Since we were kids, both of us have been endlessly curious about how things work, intrigued by complex problems, and motivated to be of benefit to our global community. Together, we lead Eureka Recycling — a Minneapolis-based, mission-driven non-profit with an annual operating budget of $15 million. Our social enterprise is forging and demonstrating a new path for waste reduction.

Working at Eureka (15 years for Lynn, 8 for Kate) has been a bottomless well of opportunity to wrestle with strategies ranging from the daily operations of trucks, machines, and more than 100 staff, to advocating for local and national policy that will shape a future without waste. We look at these issues with a “triple bottom line” lens: how do we find a balance of environmental, social, and economic benefit for our community?

About three years ago, we were given the opportunity to step into the roles of co-presidents of Eureka. Not long after, we began to experience the biggest upheaval the recycling industry has seen.

In early 2017, China instituted a policy called the “National Sword,” effectively cutting off any imports of U.S.-sorted recyclables. Up to that point, China had been buying over 40 percent of all sorted recyclables from the U.S. When those markets closed, there was a major glut in the domestic markets, driving the prices for those materials down precipitously.

Even Eureka, which focuses on local and regional markets, has been seriously impacted.

What Happened?

It’s a complex story, but it can be boiled down to one underlying problem: As an industry and a society, we were measuring the wrong things.

As communities set goals for waste reduction, and brands faced pressure to make their packaging recyclable, the recycling industry was being consolidated and driven by large waste corporations.
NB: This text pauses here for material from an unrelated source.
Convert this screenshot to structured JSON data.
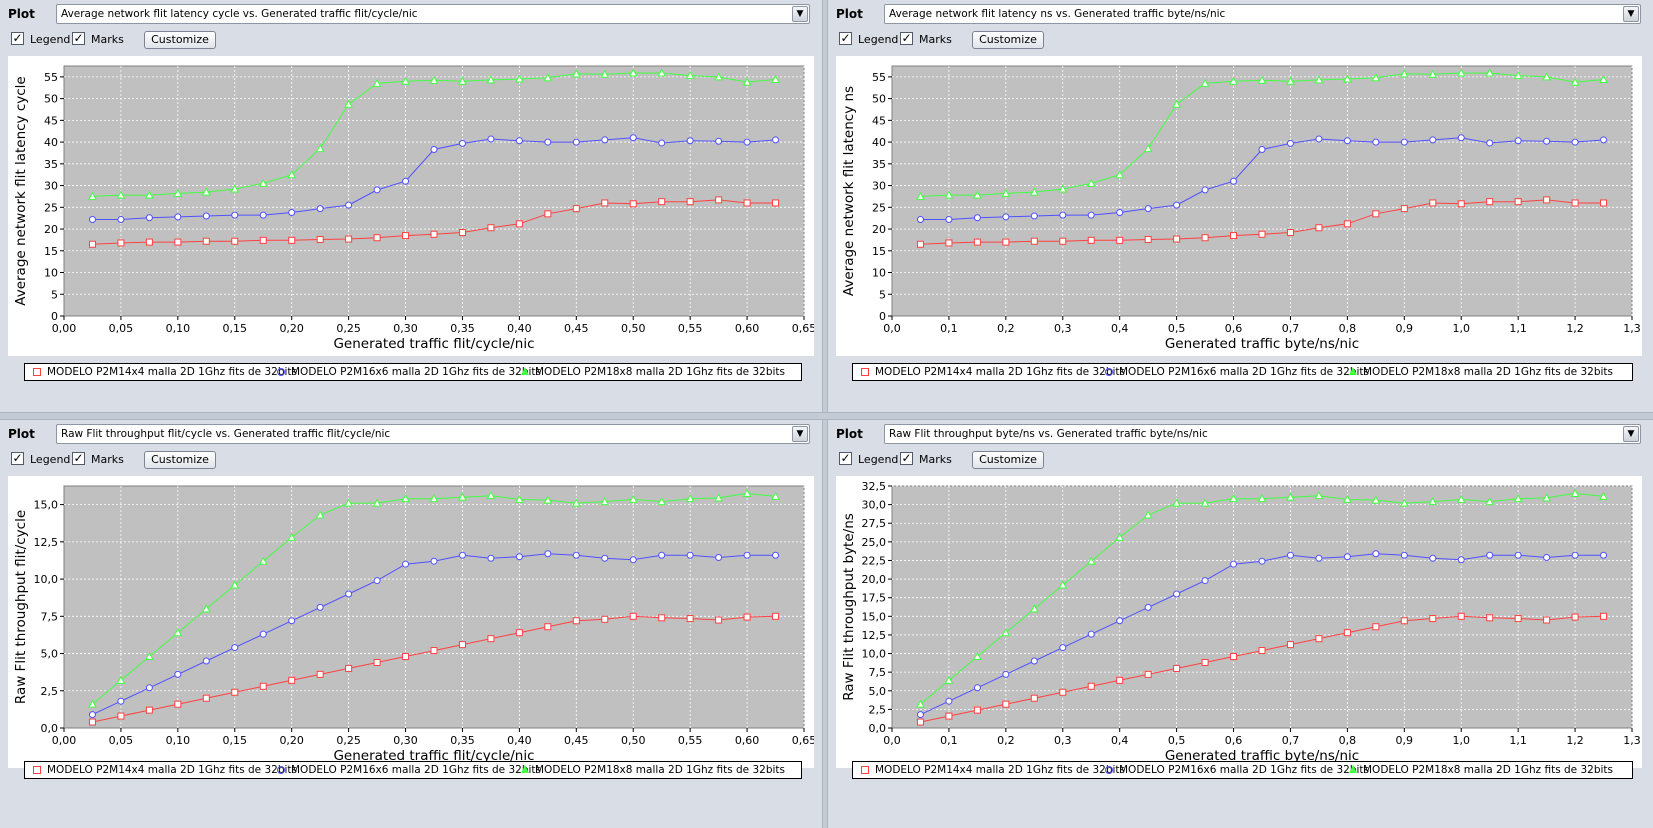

We saw an increased focus on measuring “diversion rates” — the volume of material that was collected in a recycling cart rather than a trash cart. This metric became mistaken for the goal, and resulted in a push to add more and more to the recycling bin. As long as it could be sold to someone somewhere, we ticked the box and called it a success.

The push to add items to the recycling cart, coupled with the waste haulers’ push for efficiency and profit, resulted in lower quality materials being sold to supply chains that make new products from recycled content.

The whole house of cards was relying on a Chinese economy that was so hungry for the materials that they would buy almost anything we were selling. What we were selling included a lot of contaminated materials.

The house of cards fell when China became the first to reject our materials. Countries like India and Malaysia have followed. The U.S. is facing a reckoning with our consumption. We can’t recycle our way out of this.

The question we as an industry and a community is now asking is this: Is recycling still worth it?

If our measure of success is high profits, maybe not. But we think it is time to ask ourselves a different, simple, and important question: Why do we recycle?

Everyone has their own motivations, but there are common goals: A healthy, secure future. A thriving, equitable community. Drinkable water. Breathable air.

If we are measuring success based on those indicators, recycling is more important than ever. We have to do it right. We are faced with an opportunity to re-imagine recycling as a cornerstone of the future that we want, not just an action that makes us feel better about consumption.

We need to make sure our measures of success reflect these real goals. Instead of asking “Can we recycle that?,” let us ask “Are there better alternatives for that packaging? Something more durable that can be reused? Or maybe we don’t need it?”

As local consumers in particular, we all need to be asking these questions of ourselves, of the brands we purchase, and of our local, state, and national representatives that set the policy that can fundamentally create systems change.